Consider the following two competing first order reactions:
$P\xrightarrow{{{K}_{1}}}A+B$
$Q\xrightarrow{{{K}_{2}}}C+D$
If $50\% $ of the reaction of P was completed when $96\% $ of Q was completed, then the ratio $\left( {\frac{{{K_2}}}{{{K_1}}}} \right)$ will be:
A) $4.6$
B) $4.06$
C) $1.123$
D) $2.303$

Answer 1

Hint: The first order reactions are the reactions in which the rate constant of the reaction depends only on the concentration of the single reactant.

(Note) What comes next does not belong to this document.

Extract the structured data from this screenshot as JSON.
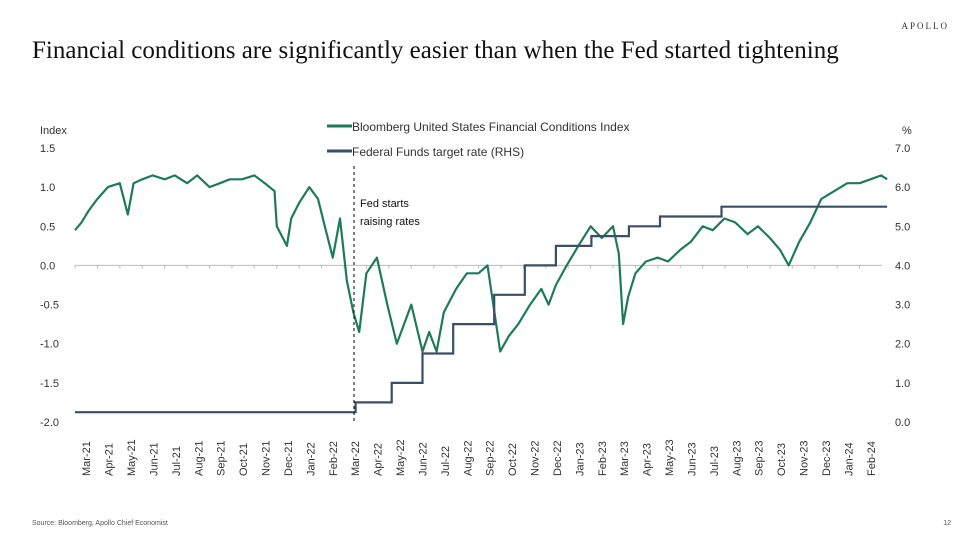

The time for two reactions in which the reactants are consumed at different concentrations are equal, which means we can compare the time required for both the reactions to find the ratio of the rate constants.

Formula used: Half-life period for first order reaction ${t_{\frac{1}{2}}} = \frac{{0.693}}{K}$
Rate constant for first order reaction: $t = \frac{{2.303}}{K}\log \frac{{{I_0}}}{{{I_i}}}$

Complete Step by Step Solution:
Consider the original concentration of the reactant for both the reactions to be 100. As the reactions were first order reactions and the time for consumption of $50\% $ P is equal to the time consumed for consumption of $96\% $ Q.

And we know that, time for the consumption of half of the reactant can be calculated as follows:
${t_{\frac{1}{2}}} = \frac{{0.693}}{K}$

Also, for the first order reactions, the relationship between time and rate constant as follows:
$t = \frac{{2.303}}{K}\log \frac{{{I_0}}}{{{I_i}}}$
As per the conditions given in the question, we can say that ${t_{P\left( {50\% } \right)}} = {t_{Q(96\% )}}$

Substituting values as per equation (1) and (2):
$\frac{{0.693}}{{{K_1}}} = \frac{{2.303}}{{{K_2}}}\log \frac{{100}}{4}$
$ \Rightarrow \frac{{0.693}}{{{K_1}}} = \frac{{2.303}}{{{K_2}}}\log 25$
$ \Rightarrow \frac{{{K_2}}}{{{K_1}}} = \frac{{2.303 \times 2\log 5}}{{0.693}}$
$ \Rightarrow \frac{{{K_2}}}{{{K_1}}} = \frac{{3.219}}{{0.693}}$
$ \Rightarrow \frac{{{K_2}}}{{{K_1}}} = 4.64$

Thus, the ratio of rate constant for the second to the first reaction i.e., $\frac{{{K_2}}}{{{K_1}}}$ is $4.6$. So, the correct answer is option (A).

Note: It is important to note that while putting the values in the equation of rate constant, we have to substitute the value of the concentration remaining after completion of reaction, not the amount of the reactant consumed. Therefore, we have taken the concentration ${I_i}$ as 4 because 96% of the reactant was consumed in reaction 2.